Spotlight on Science
Spotlight on Science
It was science fiction that brought us the term ‘robot’, and science fiction that continues to captivate the imagination of our future innovators, developers and leaders. Both the enduring success of the Star Wars franchise and the viral popularity of PokemonGo has shown that we are enraptured by the integration of technologies into our everyday lives.
During National Science Week, the Science Lab was abuzz with laughter and shrieks of delight. This year’s annual celebration featured experiments from the whirring to the hair-raising.
Year 7, 8 and 9 students did an amazing job running activity stations during their lunchtimes. These included operating a mechanical robot arm, building robot crabs that scuttle to avoid obstacles, landing an infrared helicopter, steering UFO’s with hand movements, and duelling with lightsabers.
Bright Eyes Kindy joined with Primary School students for Science Day workshops in the Laboratory, learning about interesting inventions that have advanced human life and made explorations like the Mars Curiosity Rover possible. Year 4 enjoyed looking at rock, bone and fossil specimens that were a link to their science unit on soil. The highlight for many students was the Van de Graaff generator. When a person touches the globe, the electrostatic energy charges the hair follicles, causing them to repel each other and…stand on end!
As Yoda said, “A Jedi must have the deepest commitment. A most serious mind.” Throughout the week, students contemplated the light and dark side of technology. Pearl McLennan (Grade 3) wrote, "The dark side of technology is that you get lazy, you don't do homework, and you can feel lonely." Holly Smith (Grade 3) included, "waiting for a long time for stuff to load on the internet." These are certainly some traits of the 'dark side' of technology. However, when we are responsible in our use of technology and we make sure we prioritize human connection - great things happen. Some of these things, students suggested, include “better healthcare and surgeries”, “fun and entertainment” and “using robots to do the cleaning so I can spend more time with my family.” While many creative ideas remain in the realm of fiction and fantasy, the rate of technological development will launch our students into an unknown future.

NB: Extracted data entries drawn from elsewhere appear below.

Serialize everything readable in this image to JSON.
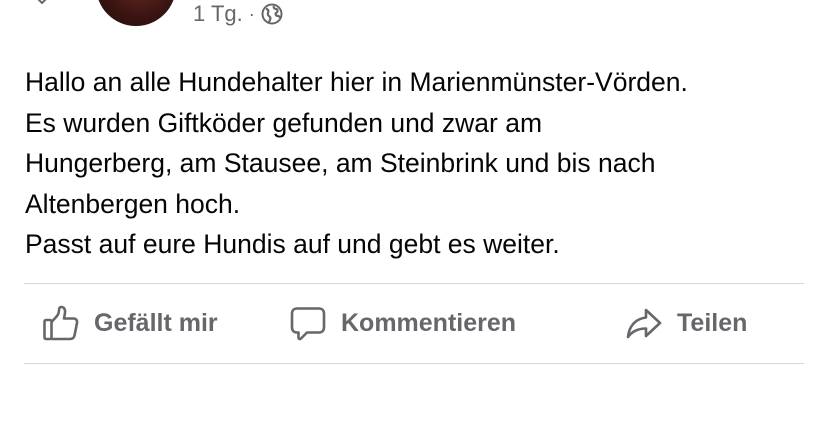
{
  "post": {
    "time": "1 Tg.",
    "separator": "·",
    "audience_icon": "globe-icon",
    "text_lines": [
      "Hallo an alle Hundehalter hier in Marienmünster-Vörden.",
      "Es wurden Giftköder gefunden und zwar am",
      "Hungerberg, am Stausee, am Steinbrink und bis nach",
      "Altenbergen hoch.",
      "Passt auf eure Hundis auf und gebt es weiter."
    ]
  },
  "actions": {
    "like": {
      "label": "Gefällt mir",
      "icon": "thumbs-up-icon"
    },
    "comment": {
      "label": "Kommentieren",
      "icon": "comment-icon"
    },
    "share": {
      "label": "Teilen",
      "icon": "share-arrow-icon"
    }
  },
  "colors": {
    "text": "#050505",
    "secondary": "#65676b",
    "divider": "#d6d7da"
  }
}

In the month of August, the Senior Biology and Physics classes were treated to a hands-on demonstration of augmented and virtual reality by Bond University lecturer, Dr Christian Moro. After an engaging presentation on the cutting edge advances in stem cell technologies and recent breakthroughs in artificial organ transplants, they used tablets to manipulate cranial bones in augmented reality. Students donned Samsung Galaxy Gear VR headsets, and ‘Ooohed’ and ‘Aahhed’ as they navigated through the inside of a spinal column and skull in virtual reality. It was fantastic to see student wonderment and awe at a technology that may yet become a staple tool in their future careers.
We look forward to next year’s national science focus on Future Earth, which highlights the importance of encouraging sustainability, health and resilience, in the words of Buzz Lightyear, ”to infinity…and beyond.”